Certainly a comfy past presents a hard and fast reality against asking people to change. But there is more than one reality in today's world. Global climate change is accelerating before our own eyes as can be seen in the disappearing of ice in the North Pole and the breaking up of ice in the South Pole along with the dead zones in the ocean. And with this global climate change comes life threatening weather changes to some areas because of the water supply problems, wildfires, the diminishing ability to grow crops, the increase in the number of stronger and stronger storms, and the raising of global sea levels which threatens to evict millions from their homes.

While the reality of History holds us back from making lifesaving changes, the reality of the Future is banging on our door and telling us to take shelter. These two antagonistic realities are battling for both our souls but for our future existence. 

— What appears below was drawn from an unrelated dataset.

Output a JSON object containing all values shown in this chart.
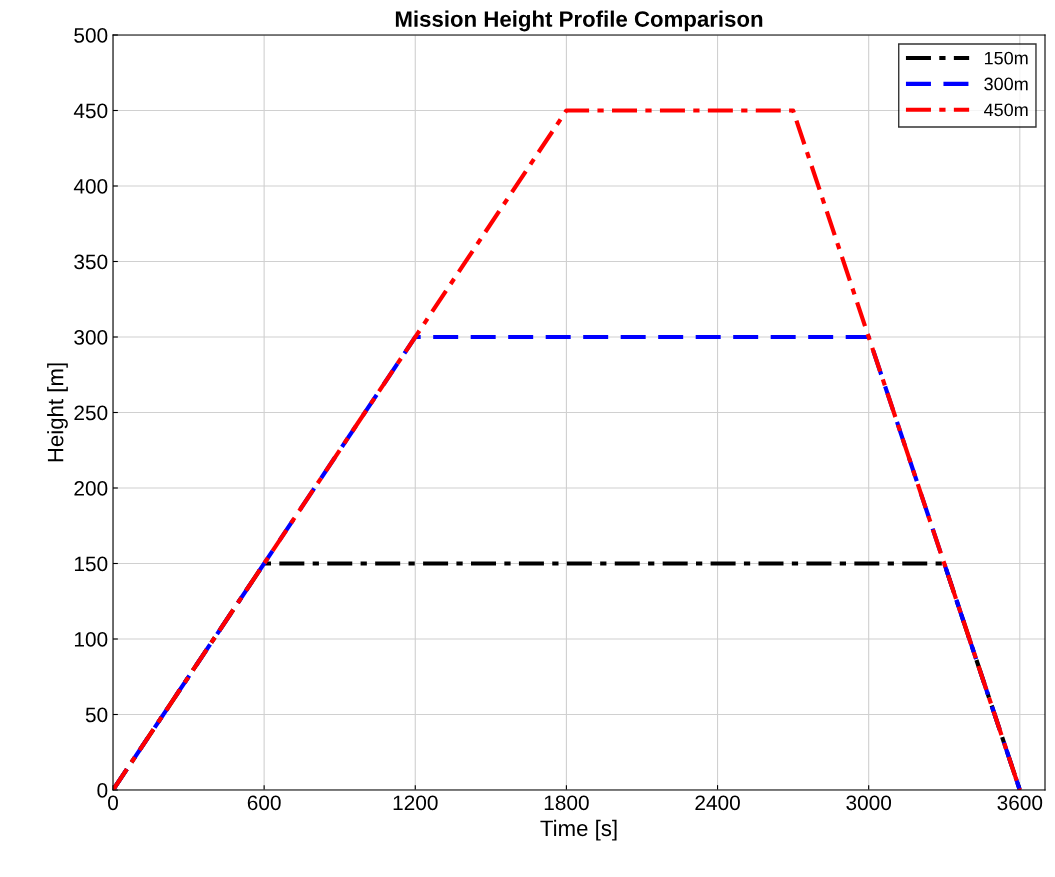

This battle between History's claim on us and the Future's ominous prophecy should be familiar to us Christians because evangelism occurs when we make the Bible's version of this conflict known to people. The reality of the past tells us that we can only expect people to sin and reject God. The reality of the Future warns us of what will happen if we do not repent and believe in Jesus to save us. If such a battle between History and the Future occurs at this level, should we be surprised that a similar kind of battle occurs on earth between the reality of past and current seeds we've sown and the dangerous harvest that will be reaped if we don't change now? Though Jensen does not believe in the Gospel call and thus the dueling realities that comes in evangelism, his illustration of the train that is about to be derailed certainly tells us of the more than one reality we are accountable for on earth. And we need every reminder because those who are addictably comfortable with History's reality want to deny what is coming in the future.

So it is knowledge of these dueling realities in Jensen's illustration which can potentially save us. And whether it actually saves us depends on how we respond and whether we are willing to leave our comfort zone for sake of our future and that of others.